- The Washington Times - Monday, November 19, 2001

Russian President Vladimir Putin's visit with President Bush last week bordered on romantic courtship. Mr. Putin was wined and dined but apparently not cajoled. Despite the barbeque that Mr. Putin was served at Mr. Bush's Prairie Ranch in Texas, which he characterized as "masterpiece cooking," he was not inclined to make serious concessions regarding missile defense.

Still, Mr. Putin did seem moved by his stay at the ranch and spoke of the "romantic magnetism" of the Lone Star State. And the Russian leader held out the possibility that an agreement on missile defense could occur. "If we are to follow this road further," he said, referring specifically to discussions over missile defense, "we will certainly arrive at a solution, a decision acceptable to the United States, and indeed, the entire world."

The possibility that a missile defense deal with the Russians could be just a few Prairie Ranch steaks away is certainly promising, since Mr. Putin is proving to be an eager participant in the ongoing war on terror, pledging to help counter this threat along the Russian border with Central Asian states.
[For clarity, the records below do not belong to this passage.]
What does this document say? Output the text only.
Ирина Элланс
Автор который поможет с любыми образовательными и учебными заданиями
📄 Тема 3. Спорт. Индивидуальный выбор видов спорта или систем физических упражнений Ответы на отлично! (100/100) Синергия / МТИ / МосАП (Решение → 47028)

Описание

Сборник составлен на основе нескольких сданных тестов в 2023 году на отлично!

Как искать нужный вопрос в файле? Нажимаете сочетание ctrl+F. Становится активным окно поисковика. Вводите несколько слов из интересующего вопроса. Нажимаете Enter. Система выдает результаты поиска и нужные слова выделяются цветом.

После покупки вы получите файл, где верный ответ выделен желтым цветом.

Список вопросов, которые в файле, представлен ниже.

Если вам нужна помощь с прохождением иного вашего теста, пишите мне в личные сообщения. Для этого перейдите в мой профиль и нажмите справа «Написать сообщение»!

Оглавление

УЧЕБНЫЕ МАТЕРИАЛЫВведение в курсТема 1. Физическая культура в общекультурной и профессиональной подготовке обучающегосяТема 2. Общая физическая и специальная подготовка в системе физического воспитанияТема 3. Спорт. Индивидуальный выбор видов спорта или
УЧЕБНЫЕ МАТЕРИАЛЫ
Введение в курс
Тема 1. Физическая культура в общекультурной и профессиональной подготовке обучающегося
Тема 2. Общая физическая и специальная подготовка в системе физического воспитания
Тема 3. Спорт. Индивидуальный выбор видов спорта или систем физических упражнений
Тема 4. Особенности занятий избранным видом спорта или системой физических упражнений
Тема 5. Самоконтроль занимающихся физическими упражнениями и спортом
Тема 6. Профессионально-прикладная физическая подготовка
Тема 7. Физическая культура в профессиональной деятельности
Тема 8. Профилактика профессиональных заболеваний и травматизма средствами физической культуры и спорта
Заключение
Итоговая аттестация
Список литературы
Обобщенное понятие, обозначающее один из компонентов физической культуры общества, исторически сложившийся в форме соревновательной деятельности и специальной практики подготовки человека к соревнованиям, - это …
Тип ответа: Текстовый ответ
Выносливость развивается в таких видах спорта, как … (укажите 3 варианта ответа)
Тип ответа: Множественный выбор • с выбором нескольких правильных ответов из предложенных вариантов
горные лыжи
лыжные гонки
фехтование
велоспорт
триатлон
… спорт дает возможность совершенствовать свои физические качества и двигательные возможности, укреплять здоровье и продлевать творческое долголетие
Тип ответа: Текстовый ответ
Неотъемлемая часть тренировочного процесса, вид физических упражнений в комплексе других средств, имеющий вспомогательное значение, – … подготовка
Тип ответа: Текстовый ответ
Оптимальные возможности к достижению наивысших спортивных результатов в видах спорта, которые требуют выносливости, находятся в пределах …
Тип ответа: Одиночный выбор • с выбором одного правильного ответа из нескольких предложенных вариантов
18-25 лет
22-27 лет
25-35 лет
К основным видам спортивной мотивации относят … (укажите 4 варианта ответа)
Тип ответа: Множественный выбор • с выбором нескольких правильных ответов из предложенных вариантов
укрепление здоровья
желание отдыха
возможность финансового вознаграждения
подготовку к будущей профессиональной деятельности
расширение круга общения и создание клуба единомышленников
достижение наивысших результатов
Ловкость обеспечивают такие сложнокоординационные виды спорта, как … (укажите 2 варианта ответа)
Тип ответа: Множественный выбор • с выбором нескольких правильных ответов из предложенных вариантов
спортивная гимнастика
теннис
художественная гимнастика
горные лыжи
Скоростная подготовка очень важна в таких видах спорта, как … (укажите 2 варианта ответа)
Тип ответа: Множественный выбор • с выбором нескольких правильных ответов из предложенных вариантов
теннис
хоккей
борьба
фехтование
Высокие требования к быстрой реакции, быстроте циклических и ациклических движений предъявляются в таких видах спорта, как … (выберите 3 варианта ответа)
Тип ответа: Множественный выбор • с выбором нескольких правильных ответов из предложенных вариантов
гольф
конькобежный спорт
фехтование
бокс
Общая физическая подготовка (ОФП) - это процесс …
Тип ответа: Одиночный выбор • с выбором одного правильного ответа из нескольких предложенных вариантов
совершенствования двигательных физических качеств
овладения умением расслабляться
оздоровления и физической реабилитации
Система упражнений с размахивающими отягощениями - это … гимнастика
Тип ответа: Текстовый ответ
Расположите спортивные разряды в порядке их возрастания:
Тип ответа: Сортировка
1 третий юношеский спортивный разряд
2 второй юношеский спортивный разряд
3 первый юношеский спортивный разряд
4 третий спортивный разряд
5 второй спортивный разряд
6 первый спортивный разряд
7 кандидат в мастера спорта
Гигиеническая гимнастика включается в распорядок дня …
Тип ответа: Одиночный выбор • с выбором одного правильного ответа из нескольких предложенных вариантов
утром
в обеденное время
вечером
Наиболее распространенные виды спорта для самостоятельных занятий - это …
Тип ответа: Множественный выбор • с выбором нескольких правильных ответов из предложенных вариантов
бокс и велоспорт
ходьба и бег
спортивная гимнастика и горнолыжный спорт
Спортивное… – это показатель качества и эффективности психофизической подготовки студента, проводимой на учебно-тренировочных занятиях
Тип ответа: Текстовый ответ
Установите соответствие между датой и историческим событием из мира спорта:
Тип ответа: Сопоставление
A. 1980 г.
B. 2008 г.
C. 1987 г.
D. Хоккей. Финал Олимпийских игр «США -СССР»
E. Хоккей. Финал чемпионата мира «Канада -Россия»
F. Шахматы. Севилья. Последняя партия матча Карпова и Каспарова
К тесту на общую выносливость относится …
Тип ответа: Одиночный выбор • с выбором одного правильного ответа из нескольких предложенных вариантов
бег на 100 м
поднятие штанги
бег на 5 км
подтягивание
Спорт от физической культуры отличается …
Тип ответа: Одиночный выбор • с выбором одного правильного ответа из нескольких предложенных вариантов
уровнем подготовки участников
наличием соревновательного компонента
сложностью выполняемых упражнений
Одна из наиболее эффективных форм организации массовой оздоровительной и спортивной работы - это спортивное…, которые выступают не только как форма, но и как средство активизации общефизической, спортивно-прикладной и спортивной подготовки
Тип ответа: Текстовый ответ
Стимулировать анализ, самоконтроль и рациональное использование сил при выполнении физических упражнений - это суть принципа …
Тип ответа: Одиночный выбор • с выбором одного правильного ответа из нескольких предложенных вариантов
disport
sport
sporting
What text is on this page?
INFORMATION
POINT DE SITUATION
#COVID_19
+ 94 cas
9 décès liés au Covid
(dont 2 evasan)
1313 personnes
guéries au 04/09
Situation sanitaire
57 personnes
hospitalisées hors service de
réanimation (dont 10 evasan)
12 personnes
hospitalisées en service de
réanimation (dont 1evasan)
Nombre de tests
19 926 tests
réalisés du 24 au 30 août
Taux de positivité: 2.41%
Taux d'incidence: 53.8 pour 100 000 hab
All the same, the White House seemed to suggest that, while a deal with the Russians would be welcome, it is unwilling to wait indefinitely for an agreement that would revise mutual interpretations of the 1972 Anti-Ballistic Missile (ABM) Treaty. "Everybody, including the Russians, understands that we're soon going to run up against certain constraints of the treaty, and we're continuing to work with them," said National Security Advisor Condoleezza Rice.

In the event a workable deal on the ABM Treaty with the Russians can't be made, the United States should drop out of the treaty in the broader interest of homeland defense. The September 11 attacks should stiffen the White House's resolve to pursue an effective missile defense program, particularly in view of reports that manuals detailing how to build nuclear weapons have been found at an al Qaeda terrorist safehouse in Kabul. America's homeland defense response must be multi-dimensional, and missile defense remains an essential component. So, if masterpiece cooking and soul-gazing doesn't convince Mr. Putin to acquiesce to reality on the ABM Treaty, America will need to go it alone in finding ways to deal with the threats from rogue states and terrorist groups.